Web applications delegate processing to a remote machine. Depending on the amount of processing, this can be a con. Consider a photo editor that's a web app.
Web applications also can't deal with a whole lot of data going back and forth to and from a client. You can watch video online.. when it's compressed. It will be awhile before we see any web-based video editing software.
Browser compatibility is also a hassle. You can't control the look-and-feel of the application 100%.
Vaibhav has a good point. What's your application?
A major one is down time for migrations... users will not expect the application to be down, ever, but realistically it will have to be down for major upgrades. When doing this with a desktop application, the user (or end-user systems admin) is in control of when upgrades happen; with an online app, they're not.
For applications which have large data, performance can be a major problem as you're storing a large number of users' data centrally, which means the IO performance will not be as good as it would be if you gave them all a laptop.
In general scalability gives problems for a server-based app. Desktop applications scale really well.
You can do an awful lot with a web-based app, but it is a lot easier to do certain things with a thick client:
Performance: You get simple access to the full power of the client's CPU.
Responsiveness: Interactivity is fast and easy.
Graphics: You can easily use graphics libraries such as DirectX and OpenGL to create fast impressive graphics.
Work with local files
Peer-to-peer
Deciding whether a web application is a good approach depends on what you are trying to achieve. However here are some more general cons of web applications:
Real integration with desktop apps (e.g. Outlook) is impossible
Drag and drop between your app and the desktop / other running apps
With a web application, there are more privacy concerns, when you are storing user data on your servers. You have to make sure that you don't loose/disclose it and your users have to be comfortable with the idea of storing that data on your servers.
Apart from that, there are many security problems, like Man-in-the-middle attacks, XSS or SQL injections.
You also need to make sure that you have enough computing power and bandwidth at hand.
"Ex. The back button can cause you some trouble."
You'll have to be specific on this. A lot of people make fundamental mistakes in their web applications and introduce bugs in how they handle transactions. If you do not use "Redirect after Post" (also known as Post-Redirect-Get, PRG design), then you've created a bug which appears as a problem with the back button.
A blanket statement that the back button in trouble is unlikely to be true. A specific example would clarify your specific question on this.
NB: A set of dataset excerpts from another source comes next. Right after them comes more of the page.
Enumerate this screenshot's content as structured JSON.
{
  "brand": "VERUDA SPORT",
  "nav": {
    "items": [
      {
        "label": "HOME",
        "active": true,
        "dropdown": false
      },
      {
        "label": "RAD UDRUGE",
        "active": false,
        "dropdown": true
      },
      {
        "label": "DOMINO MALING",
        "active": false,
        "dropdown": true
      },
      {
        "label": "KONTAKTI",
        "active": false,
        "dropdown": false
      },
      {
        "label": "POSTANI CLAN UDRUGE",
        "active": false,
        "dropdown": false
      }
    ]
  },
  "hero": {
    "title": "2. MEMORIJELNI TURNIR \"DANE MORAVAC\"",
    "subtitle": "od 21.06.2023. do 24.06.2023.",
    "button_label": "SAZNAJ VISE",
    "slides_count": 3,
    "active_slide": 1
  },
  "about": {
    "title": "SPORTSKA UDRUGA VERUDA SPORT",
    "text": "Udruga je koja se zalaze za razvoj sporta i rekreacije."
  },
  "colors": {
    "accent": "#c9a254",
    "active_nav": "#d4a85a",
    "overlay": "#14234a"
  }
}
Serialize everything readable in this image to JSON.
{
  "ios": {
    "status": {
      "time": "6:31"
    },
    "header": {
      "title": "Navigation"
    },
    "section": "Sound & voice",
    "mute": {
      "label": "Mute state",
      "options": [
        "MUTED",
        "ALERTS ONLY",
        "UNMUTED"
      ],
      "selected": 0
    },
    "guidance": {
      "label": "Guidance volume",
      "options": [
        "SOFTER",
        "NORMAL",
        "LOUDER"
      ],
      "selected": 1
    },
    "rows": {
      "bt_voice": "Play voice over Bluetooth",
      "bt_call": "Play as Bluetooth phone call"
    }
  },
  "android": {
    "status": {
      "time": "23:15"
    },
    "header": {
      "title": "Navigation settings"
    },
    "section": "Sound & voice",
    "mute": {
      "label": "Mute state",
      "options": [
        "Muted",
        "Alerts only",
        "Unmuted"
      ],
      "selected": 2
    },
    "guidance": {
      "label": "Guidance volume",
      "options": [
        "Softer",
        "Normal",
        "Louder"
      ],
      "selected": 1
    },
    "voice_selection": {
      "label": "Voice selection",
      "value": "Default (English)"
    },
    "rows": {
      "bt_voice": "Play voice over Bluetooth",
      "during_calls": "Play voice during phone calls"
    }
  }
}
The back button really is not that much of an issue if you design your application correctly. You can use AJAX to manipulate parts of the current page, without adding items into the browser history (since the page itself wont change).
The biggest issue with designing web applications has to do with state, and the challenges that need to be programmed around. With a desktop application, state is easy to handle, you can leave a database connection opened, lock the record and wait for the user to make the changes and commit. With a web application, you could lock the record...but then what if the user closes the browser? These things must be overcome in the design of your application.
When designing a web application, make sure that each trip to the server "stands alone" and provides a complete answer. Always re-initialize your variables before performing any work and never assume anything. One of the challenges I ran into once was pulling "pages" of grid data back to the user. In a real busy system, with record additions/modifications happening in real time, the user navigation from page to page would vary greatly, sometimes even resulting in viewing the same set of a few records as new additions were added in-front of the query.